Marla Singer (Helena Bonham Carter)

Character Analysis

The Accidental Tourist

Marla Singer might have one of the best entrances in movie history. She walks into a support group smoking a cigarette, exhales, and says "This is cancer, right?" Awesome. Like our narrator, she doesn't care what kind of cancer; she needs some misery to feed off of.

Her presence rubs our narrator the wrong way.

NARRATOR: Her lie reflected my lie, and suddenly, I felt nothing.

He hates her because he hates himself. Lucky for us, this hatred gets some good lines like, "If I did have a tumor, I'd name it Marla" and "Marla. The little scratch on the roof of your mouth that would heal if only you could stop tonguing it, but you can't."

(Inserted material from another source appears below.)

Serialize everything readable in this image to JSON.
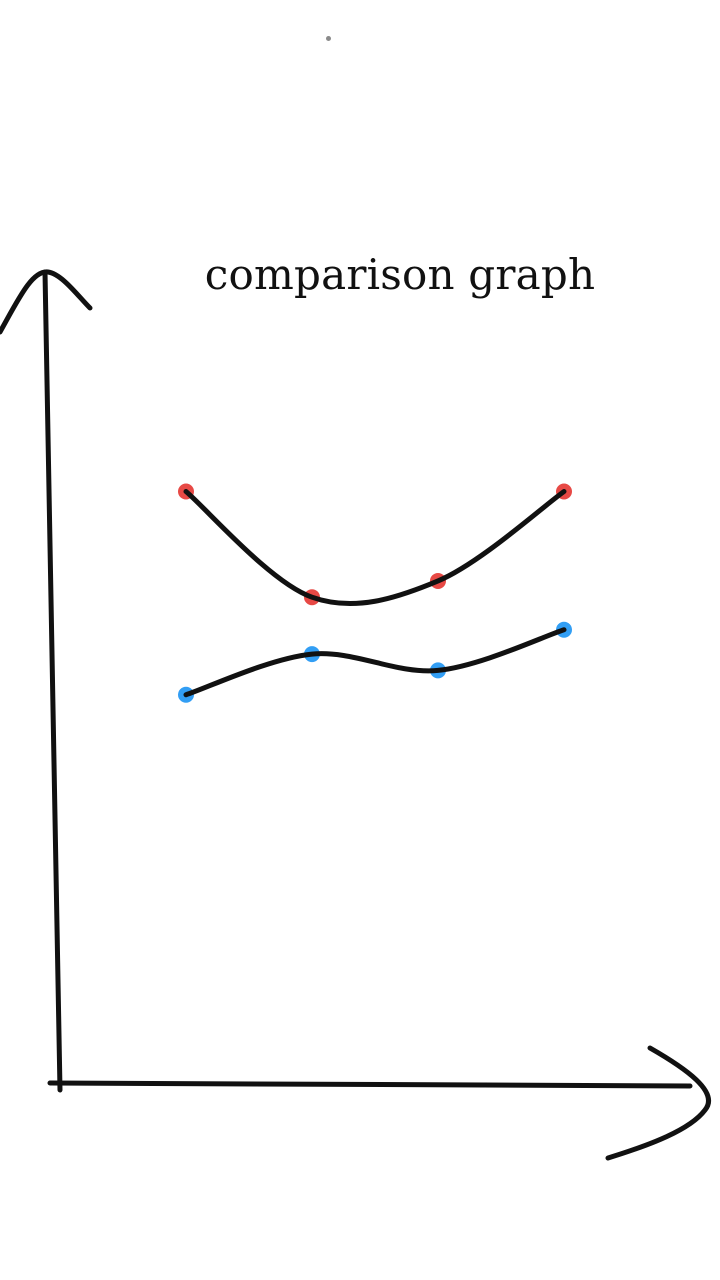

And he can't let her go. As much as he wants to hate her, he can't, because the two of them are so similar: depressed, empty, and nihilistic. Our narrator blows up his own apartment; Marla walks into traffic. Both have a death wish, but what both really want is human connection.

A Daydream Dressed Like a Nightmare 

As our narrator is wrapped up in his him vs. Tyler identity crisis, we don't actually get to learn anything about Marla. We know she really hates herself when, after a cry-for-help suicide attempt (that's clue number one to the self loathing) she pretends to be someone else and tells the cops,

MARLA: The girl who lives there used to be a charming, lovely girl. She's lost faith in herself. She's a monster. She's infectious human waste. Good luck trying to save her!

She and Tyler get closer, but to her, an outsider, she knows that our narrator is Tyler Durden from the beginning. This is why Tyler is always telling himself not to tell Marla about him, because she'll blow the whole split-personality deal. This is why Project Mayhem works to keep them apart…at least at first.

It doesn't work for long. Our narrator/Tyler calls her and she tells him that he's Tyler Durden, prompting the climax of the movie. And even though he's a flat-out crazy person who, to her, turns on her constantly and speaks of himself in the third-person, she seems to forgive him in the end. Why? Do you think these two crazies could possibly ever work out?